🔬Semicon Briefing
April 7, 2026 · 03:49 Uhr
1Samsung 2nm Manufacturing: Test Production at Taylor Plant Begins
r/TechHardware Samsung is starting test production at its Taylor fab and could challenge TSMC's 2nm leadership as the second company after Intel (18A). The move signals a genuine three-way constellation in sub-3nm foundry competition, fundamentally pressuring TSMC's pricing power and customer lock-in.
2Samsung Texas Fab: 183 Positions Open – Equipment Phase Underway
newkerala.com Samsung's $17 billion fab in Taylor, Texas is entering the equipment installation phase and is advertising 183 technical positions – a concrete milestone for U.S. manufacturing capacity beyond TSMC. The parallel to the TSMC Arizona cluster shows that the CHIPS Act strategy is actually pulling production facilities to the U.S.
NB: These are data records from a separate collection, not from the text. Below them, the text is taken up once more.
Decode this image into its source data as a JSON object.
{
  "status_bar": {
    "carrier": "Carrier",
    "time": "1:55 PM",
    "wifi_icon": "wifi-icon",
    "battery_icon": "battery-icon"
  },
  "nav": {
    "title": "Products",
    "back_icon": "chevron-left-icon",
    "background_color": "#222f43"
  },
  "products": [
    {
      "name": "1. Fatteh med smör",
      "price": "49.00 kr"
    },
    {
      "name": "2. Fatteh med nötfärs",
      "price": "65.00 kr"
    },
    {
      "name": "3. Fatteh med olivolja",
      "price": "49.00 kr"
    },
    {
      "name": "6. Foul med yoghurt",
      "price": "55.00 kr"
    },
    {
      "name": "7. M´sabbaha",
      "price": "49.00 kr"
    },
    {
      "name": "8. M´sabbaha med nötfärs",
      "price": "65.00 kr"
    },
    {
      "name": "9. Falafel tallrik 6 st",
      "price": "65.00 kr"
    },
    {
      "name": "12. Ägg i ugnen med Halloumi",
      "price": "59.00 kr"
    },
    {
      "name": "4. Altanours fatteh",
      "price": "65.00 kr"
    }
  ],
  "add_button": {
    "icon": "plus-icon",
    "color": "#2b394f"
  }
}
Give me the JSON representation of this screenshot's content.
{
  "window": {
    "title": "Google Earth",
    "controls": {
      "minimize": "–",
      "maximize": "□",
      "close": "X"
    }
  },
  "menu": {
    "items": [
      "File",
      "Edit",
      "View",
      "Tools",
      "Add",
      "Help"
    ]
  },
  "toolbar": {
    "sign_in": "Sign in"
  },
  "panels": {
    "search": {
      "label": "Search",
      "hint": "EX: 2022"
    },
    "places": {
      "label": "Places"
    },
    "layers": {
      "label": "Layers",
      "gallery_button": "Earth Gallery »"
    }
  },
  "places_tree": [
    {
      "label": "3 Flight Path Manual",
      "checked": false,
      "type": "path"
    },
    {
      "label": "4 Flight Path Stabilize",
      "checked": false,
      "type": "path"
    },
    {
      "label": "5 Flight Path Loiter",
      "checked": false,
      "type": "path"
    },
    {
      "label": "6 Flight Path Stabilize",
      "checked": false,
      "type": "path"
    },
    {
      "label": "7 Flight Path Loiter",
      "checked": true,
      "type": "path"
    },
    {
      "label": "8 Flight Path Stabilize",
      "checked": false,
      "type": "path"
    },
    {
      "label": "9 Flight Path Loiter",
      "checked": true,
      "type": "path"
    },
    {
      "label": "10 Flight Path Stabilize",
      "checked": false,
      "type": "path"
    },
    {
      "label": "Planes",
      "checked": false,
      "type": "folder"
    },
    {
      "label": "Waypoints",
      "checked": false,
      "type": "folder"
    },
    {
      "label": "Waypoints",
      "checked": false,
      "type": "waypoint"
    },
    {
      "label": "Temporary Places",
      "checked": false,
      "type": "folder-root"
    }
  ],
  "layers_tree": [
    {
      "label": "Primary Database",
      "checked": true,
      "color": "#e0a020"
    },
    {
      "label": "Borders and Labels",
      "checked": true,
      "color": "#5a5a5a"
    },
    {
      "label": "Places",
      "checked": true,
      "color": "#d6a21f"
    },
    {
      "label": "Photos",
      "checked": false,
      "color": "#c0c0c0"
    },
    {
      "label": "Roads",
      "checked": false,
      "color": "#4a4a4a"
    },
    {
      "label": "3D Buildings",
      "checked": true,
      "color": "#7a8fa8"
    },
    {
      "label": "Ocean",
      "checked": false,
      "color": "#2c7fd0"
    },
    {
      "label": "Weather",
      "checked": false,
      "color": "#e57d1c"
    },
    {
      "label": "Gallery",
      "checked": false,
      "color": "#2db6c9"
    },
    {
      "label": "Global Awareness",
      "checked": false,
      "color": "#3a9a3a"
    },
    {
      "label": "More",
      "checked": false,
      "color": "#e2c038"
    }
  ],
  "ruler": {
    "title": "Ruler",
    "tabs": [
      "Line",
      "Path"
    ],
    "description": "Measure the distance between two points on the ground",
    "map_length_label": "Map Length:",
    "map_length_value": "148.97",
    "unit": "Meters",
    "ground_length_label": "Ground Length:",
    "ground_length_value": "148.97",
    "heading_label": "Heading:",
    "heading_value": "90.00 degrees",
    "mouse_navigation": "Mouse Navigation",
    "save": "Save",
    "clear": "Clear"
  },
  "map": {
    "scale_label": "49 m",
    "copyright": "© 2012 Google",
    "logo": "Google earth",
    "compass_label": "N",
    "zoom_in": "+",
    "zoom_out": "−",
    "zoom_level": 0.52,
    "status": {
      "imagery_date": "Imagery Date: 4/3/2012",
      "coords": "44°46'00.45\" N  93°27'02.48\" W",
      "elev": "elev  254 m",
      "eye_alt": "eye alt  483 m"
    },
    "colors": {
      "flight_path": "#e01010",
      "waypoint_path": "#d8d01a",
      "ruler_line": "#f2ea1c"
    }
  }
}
3U.S. Lifts H200 Export Ban – China Doesn't Buy Anyway
TikTok @eileennunez22 Washington shifted to a performance-based threshold approach for chip export controls, but Chinese buyers continue to avoid NVIDIA H200 – apparently due to loss of trust and preference for domestic alternatives. This withdrawal undermines NVIDIA's near-term China revenue expectations despite formal relaxation.
4NVIDIA Market Leadership: 97% Probability on Polymarket
Polymarket Prediction markets value NVIDIA's status as the world's largest company as of April 30 at 97% – at $3 million volume. This reflects the consensus that AI chip demand experiences no structural dent in the near term, despite Iran conflict and oil price volatility.
5NVIDIA Rubin Ultra/Feynman: TSMC SoIC Capacity at 15k Wafers/Month
TrendForce TSMC is planning a SoIC monthly capacity of 10,000–15,000 wafers in 2026 for NVIDIA's upcoming Rubin Ultra and Feynman generations; Besi, Applied Materials, and TEL are considered primary beneficiaries. The capacity planning shows that advanced packaging is becoming the new bottleneck in the AI chip stack.
6ams-OSRAM: Five Years After Merger – First Fruits of Integration
MarketScreener ams-OSRAM reports measurable operational synergies from the 2020 merger for the first time, after the company divested its sensors division (to Infineon) and lighting division (to Ushio). The strategic refocus on digital photonics and automotive lighting systems shows that the restructuring process is entering the revenue phase.
Situation Report
The semiconductor industry is in a phase of accelerated geopolitical fragmentation: while Samsung's ramping 2nm test production and U.S. fab expansion seriously challenge TSMC's foundry monopoly for the first time, the Chinese market boycott of NVIDIA chips despite relaxed U.S. export rules shows that trust as a trading commodity has been lost. The 97% Polymarket valuation for NVIDIA's market leadership illustrates that investors view AI chip demand as structurally stable, even though Iran conflict and oil price risks (86% probability for WTI spike) create macroeconomic headwinds. Strategically, competition is shifting from chip design to advanced packaging capacity – TSMC's SoIC expansion for NVIDIA and the ESMC fab in Dresden mark the next bottlenecks around which equipment suppliers like Applied Materials and ASML hold the decisive leverage position.